Hungarian stuffed cabbage rolls — tender cabbage leaves wrapped around minced pork and rice, simmered in a sauerkraut-tomato broth until meltingly tender.
Töltött káposzta (stuffed cabbage) is Hungary's greatest comfort food and a Christmas and celebration dish. The Hungarian version is characterized by its bed of sauerkraut — the rolls are laid on shredded sauerkraut and braised together, giving the whole dish a characteristic sour-smoky depth. Smoked pork (bacon, sausage, or ribs) added to the pot enriches the broth further. The filling of pork mince and rice inside the tender cabbage leaves absorbs all these flavors during the long braise. Like bigos, stuffed cabbage improves significantly over two or three days of reheating.
Serves 6
Mix ground pork, raw rice, grated onion, paprika, egg, and salt until combined.
Place 2–3 tbsp filling at the base of each leaf. Roll firmly, tucking in the sides.
Spread sauerkraut on the bottom of a large pot. Lay bacon/sausage slices over. Place cabbage rolls seam-side down on top.
Pour tomatoes over the rolls. Add enough water to cover halfway. Bring to a boil, reduce heat, cover and simmer 75–90 minutes.
Stir sour cream into the cooking liquid. Serve rolls with the sauerkraut and sauce.
Use raw rice in the filling — it swells and absorbs flavor during the braise
The sauerkraut bed gives the dish its distinctive sour depth
Taste and adjust salt at the very end — flavors concentrate as liquids reduce, and a final pinch of flaky salt sharpens the whole dish.
Mise en place pays for itself: chop, measure and pre-mix everything before the heat goes on, especially for any step that moves fast.
Add a dollop of tomato paste to the braising liquid for extra color
Make with lamb instead of pork for a different flavor
Vegetarian: swap the protein for roasted king oyster mushrooms, smoked tofu or cooked chickpeas — adjust seasoning slightly upward to compensate.
Spicier: add a finely chopped fresh chile or a teaspoon of crushed Aleppo/Urfa pepper to the aromatics for warm, layered heat instead of a single sharp hit.

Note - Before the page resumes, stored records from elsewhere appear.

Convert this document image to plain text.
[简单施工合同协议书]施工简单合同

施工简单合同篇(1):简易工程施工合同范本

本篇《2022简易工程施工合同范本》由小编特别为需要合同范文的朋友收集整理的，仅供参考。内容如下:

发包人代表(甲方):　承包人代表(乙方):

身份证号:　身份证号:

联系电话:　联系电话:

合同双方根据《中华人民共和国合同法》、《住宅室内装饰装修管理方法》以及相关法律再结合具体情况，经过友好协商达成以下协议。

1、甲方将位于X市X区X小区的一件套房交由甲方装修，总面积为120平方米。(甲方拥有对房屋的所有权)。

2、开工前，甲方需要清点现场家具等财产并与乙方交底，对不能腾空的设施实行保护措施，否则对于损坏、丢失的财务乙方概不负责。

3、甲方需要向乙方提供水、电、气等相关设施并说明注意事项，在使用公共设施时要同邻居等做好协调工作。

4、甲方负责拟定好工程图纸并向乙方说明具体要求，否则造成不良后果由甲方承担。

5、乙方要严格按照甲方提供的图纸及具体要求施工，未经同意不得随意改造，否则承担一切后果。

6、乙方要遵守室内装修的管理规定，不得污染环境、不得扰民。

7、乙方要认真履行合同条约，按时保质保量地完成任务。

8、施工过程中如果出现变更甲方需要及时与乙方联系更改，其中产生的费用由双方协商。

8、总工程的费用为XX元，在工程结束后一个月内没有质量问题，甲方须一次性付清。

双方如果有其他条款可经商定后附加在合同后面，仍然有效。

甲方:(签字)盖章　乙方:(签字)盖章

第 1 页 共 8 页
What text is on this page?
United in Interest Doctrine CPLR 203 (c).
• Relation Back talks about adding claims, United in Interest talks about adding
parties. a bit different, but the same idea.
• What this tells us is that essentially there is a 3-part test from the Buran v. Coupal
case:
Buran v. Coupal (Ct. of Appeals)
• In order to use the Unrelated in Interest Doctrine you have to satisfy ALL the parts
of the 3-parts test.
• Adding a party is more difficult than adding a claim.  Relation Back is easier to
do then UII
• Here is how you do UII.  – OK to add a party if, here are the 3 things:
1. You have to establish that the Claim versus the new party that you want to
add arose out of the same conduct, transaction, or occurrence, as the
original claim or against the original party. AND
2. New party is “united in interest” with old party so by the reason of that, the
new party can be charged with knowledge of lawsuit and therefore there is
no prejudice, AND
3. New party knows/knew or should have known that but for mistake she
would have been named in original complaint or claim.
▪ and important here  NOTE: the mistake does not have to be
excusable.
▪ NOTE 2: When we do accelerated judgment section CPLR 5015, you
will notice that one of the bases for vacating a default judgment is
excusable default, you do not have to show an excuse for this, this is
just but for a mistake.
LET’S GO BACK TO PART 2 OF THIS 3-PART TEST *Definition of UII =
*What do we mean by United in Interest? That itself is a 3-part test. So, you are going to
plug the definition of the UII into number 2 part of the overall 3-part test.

Improves 2–3 days refrigerated. Reheat gently with a splash of water.
Stuffed cabbage dishes spread across Central and Eastern Europe via Ottoman influence in the 16th–18th century. Hungary's version with sauerkraut base developed its own character.
Yes — freeze before or after cooking. Defrost in the fridge overnight and reheat gently with a splash of water.
Yes — most of the components can be prepared up to a day in advance and refrigerated separately. Reheat gently and assemble just before serving so textures stay distinct.
Stay close to the role each ingredient plays: swap aromatics for similar ones (shallot for onion, lime for lemon), and keep the fat-acid-salt balance intact. Spice blends can usually be approximated with what's in the cupboard.
Authenticity sits on a spectrum — what matters more is honoring the technique and balance of flavors. If the dish tastes harmonious and respects how cooks in its home region would build it, you're on solid ground.